Trade talks between Australia and the European Union have been postponed as a row with France over the so-called AUKUS security partnership deepens.
AUKUS is a security pact between Australia, the US and UK. It allows for greater sharing of intelligence, but crucially it gives Australia secret technology to build nuclear-powered submarines, though not equipped with nuclear weapons.
Last month, Canberra canceled a $37bn ($27.5bn) deal with France to build a fleet of conventional submarines. Instead, it will build at least eight nuclear-powered submarines with US and UK technology. The decision angered Paris, which called the deal a "stab in the back" by the US and Australia.
Soon after the AUKUS agreement was announced, France recalled its ambassadors from both Canberra and Washington. The ambassador to Washington will now return to his post, but it is not clear if the ambassador to Canberra will do the same.
Analysts have described AUKUS as probably the most significant security arrangement between the three nations since World War Two. But France considers the Indo-Pacific region to be of key strategic and economic importance, with around 1.5m French citizens in the area.
To shed light on the issue, we reached out to Clare Daly, Member of the European Parliament.
Following is the full text of the interview:
How do you see the effect of the recent submarine deal between Australia and the US on transatlantic relations and NATO?
I don’t think there’ll be any lasting effect on NATO, unfortunately. We’ve already seen that the French ambassador is heading back to Washington, and Macron and Biden had a relatively amicable telephone call last week - this is a temporary spat, and other NATO members will have no interest in seeing it escalate beyond that. The NATO military-industrial complex will march on, sadly.
Can such trust-killing acts motivate Europe to be more serious in gaining strategic autonomy and formation of a European army?

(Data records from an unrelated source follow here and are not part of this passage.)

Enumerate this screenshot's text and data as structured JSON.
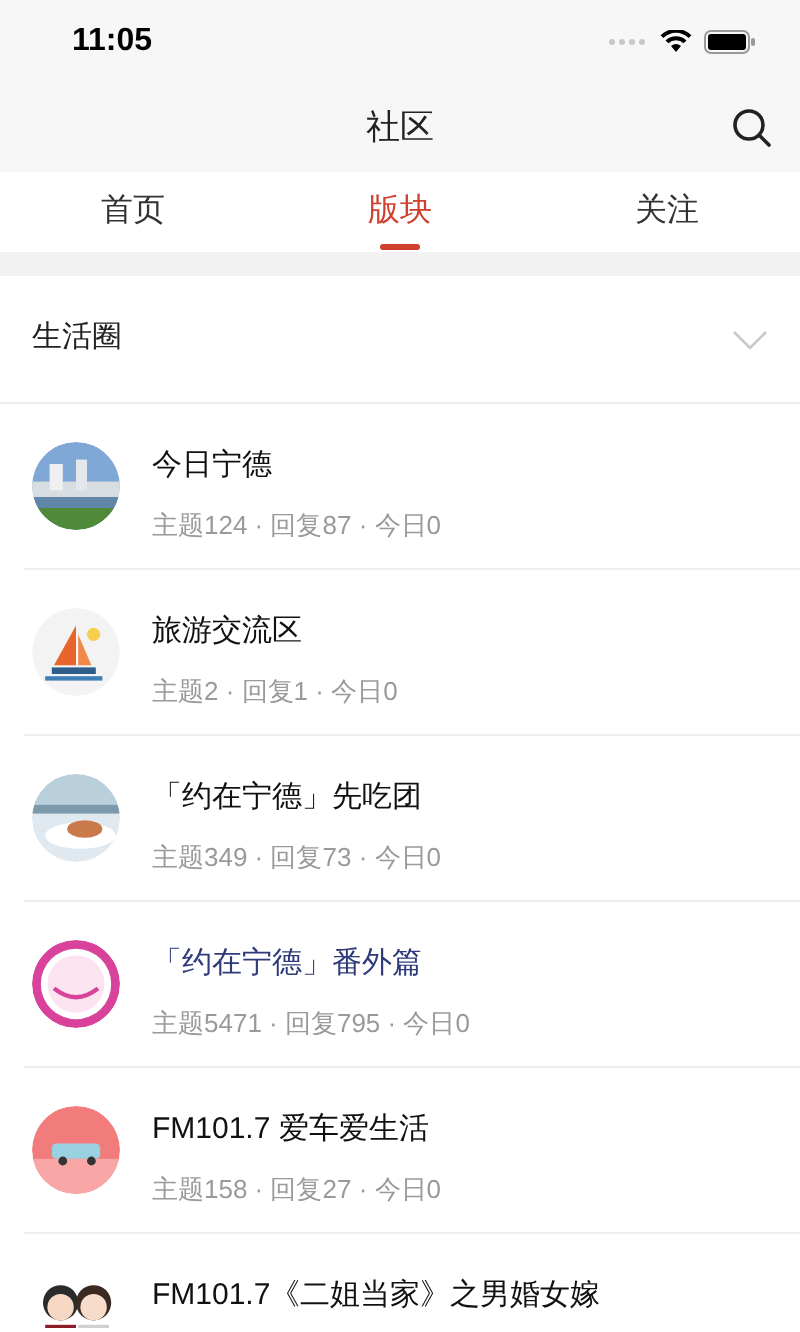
{
  "status_bar": {
    "time": "11:05"
  },
  "nav": {
    "title": "社区"
  },
  "tabs": [
    {
      "label": "首页",
      "selected": false
    },
    {
      "label": "版块",
      "selected": true
    },
    {
      "label": "关注",
      "selected": false
    }
  ],
  "group": {
    "title": "生活圈",
    "expanded": false
  },
  "forums": [
    {
      "title": "今日宁德",
      "stats": "主题124 · 回复87 · 今日0",
      "visited": false
    },
    {
      "title": "旅游交流区",
      "stats": "主题2 · 回复1 · 今日0",
      "visited": false
    },
    {
      "title": "「约在宁德」先吃团",
      "stats": "主题349 · 回复73 · 今日0",
      "visited": false
    },
    {
      "title": "「约在宁德」番外篇",
      "stats": "主题5471 · 回复795 · 今日0",
      "visited": true
    },
    {
      "title": "FM101.7 爱车爱生活",
      "stats": "主题158 · 回复27 · 今日0",
      "visited": false
    },
    {
      "title": "FM101.7《二姐当家》之男婚女嫁",
      "visited": false
    }
  ]
}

To be honest, the powers-that-be in Europe will take any excuse to push for a European army - such is their obsessive zeal with that dangerous and destructive project. We saw recently that Ursula von der Leyen used the US withdrawal from Afghanistan as an opportunity to push for European militarisation - when it’s clear to anyone with eyes and ears and a brain that the West’s whole ill-fated and disastrous invasion and occupation of Afghanistan is the strongest possible warning against military interventionism that you could possibly imagine. So it’s no surprise to see the French foreign and defense ministers coming out and saying the deal increases the need for European strategic autonomy, and no doubt it will be pressed into service by Brussels as an excuse to justify more militarism at an EU level too.
Many believe the deal will affect the non-proliferation treaty negatively. What do you think of this?

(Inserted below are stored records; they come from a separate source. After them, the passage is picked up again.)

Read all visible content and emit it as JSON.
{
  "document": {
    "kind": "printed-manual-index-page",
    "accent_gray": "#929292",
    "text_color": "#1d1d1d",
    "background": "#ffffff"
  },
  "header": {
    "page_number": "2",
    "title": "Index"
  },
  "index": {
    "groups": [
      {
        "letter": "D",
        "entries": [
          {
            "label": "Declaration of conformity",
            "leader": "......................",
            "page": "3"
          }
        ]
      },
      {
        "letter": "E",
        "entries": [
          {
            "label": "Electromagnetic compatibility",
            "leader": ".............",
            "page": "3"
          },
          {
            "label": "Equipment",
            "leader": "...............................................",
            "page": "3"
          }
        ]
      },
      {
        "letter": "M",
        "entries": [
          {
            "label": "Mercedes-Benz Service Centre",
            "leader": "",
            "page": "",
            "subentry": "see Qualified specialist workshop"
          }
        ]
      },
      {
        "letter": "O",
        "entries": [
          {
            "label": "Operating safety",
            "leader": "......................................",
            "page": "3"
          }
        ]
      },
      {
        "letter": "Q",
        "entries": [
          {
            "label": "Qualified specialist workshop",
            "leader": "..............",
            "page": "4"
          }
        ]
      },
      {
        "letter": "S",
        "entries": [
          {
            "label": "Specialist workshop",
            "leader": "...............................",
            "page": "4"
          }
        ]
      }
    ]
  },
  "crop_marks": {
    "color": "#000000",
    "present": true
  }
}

What’s at stake here is the provision of weapons-grade enriched uranium to a non-nuclear weapons state to power military submarines which will engage in provocative action in an already highly contested region. The Nuclear Non-Proliferation Treaty allows for the exchange of civil nuclear technology, but only for peaceful purposes - what’s happening with AUKUS could hardly be called that, so it would appear to me to be in breach of it.
How do you assess the effect of such moves on the region's security and stability?

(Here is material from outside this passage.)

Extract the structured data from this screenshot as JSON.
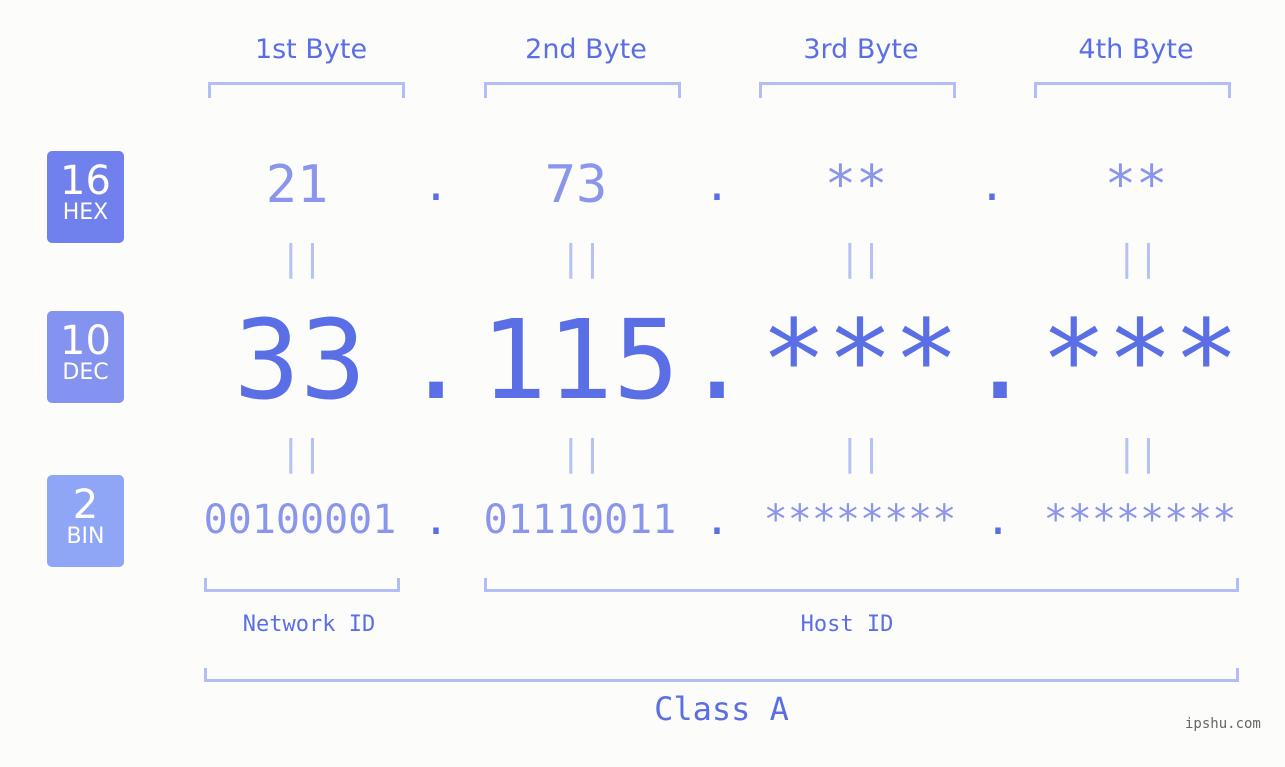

More aggressive action from the US towards China is the last thing the world needs, and this deal is clearly meant to be read aggressively by the Chinese. To be honest, the Chinese foreign minister put it well when he said the alliance risks ‘severely damaging regional peace... and intensifying the arms race’, as well as demonstrating an ‘obsolete Cold War... mentality’. This deal is bad for regional stability, and, in common with all deals that lead to the proliferation of weapons, bad for the world.
France is going to send back its ambassador to Washington, does this mean mending the differences?
My understanding is that as well as the French ambassador being sent back to Washington, the French president Emmanuel Macron spoke to Joe Biden by phone last week and agreed to try and find a way forward. It’s likely that after the sturm und drang of the past few weeks over wounded French pride that the whole thing will now simmer down - the US is too big a market and too significant a part of the Western imperialist power bloc that France is so supportive of for it to dream of cutting off or undermining relations with it.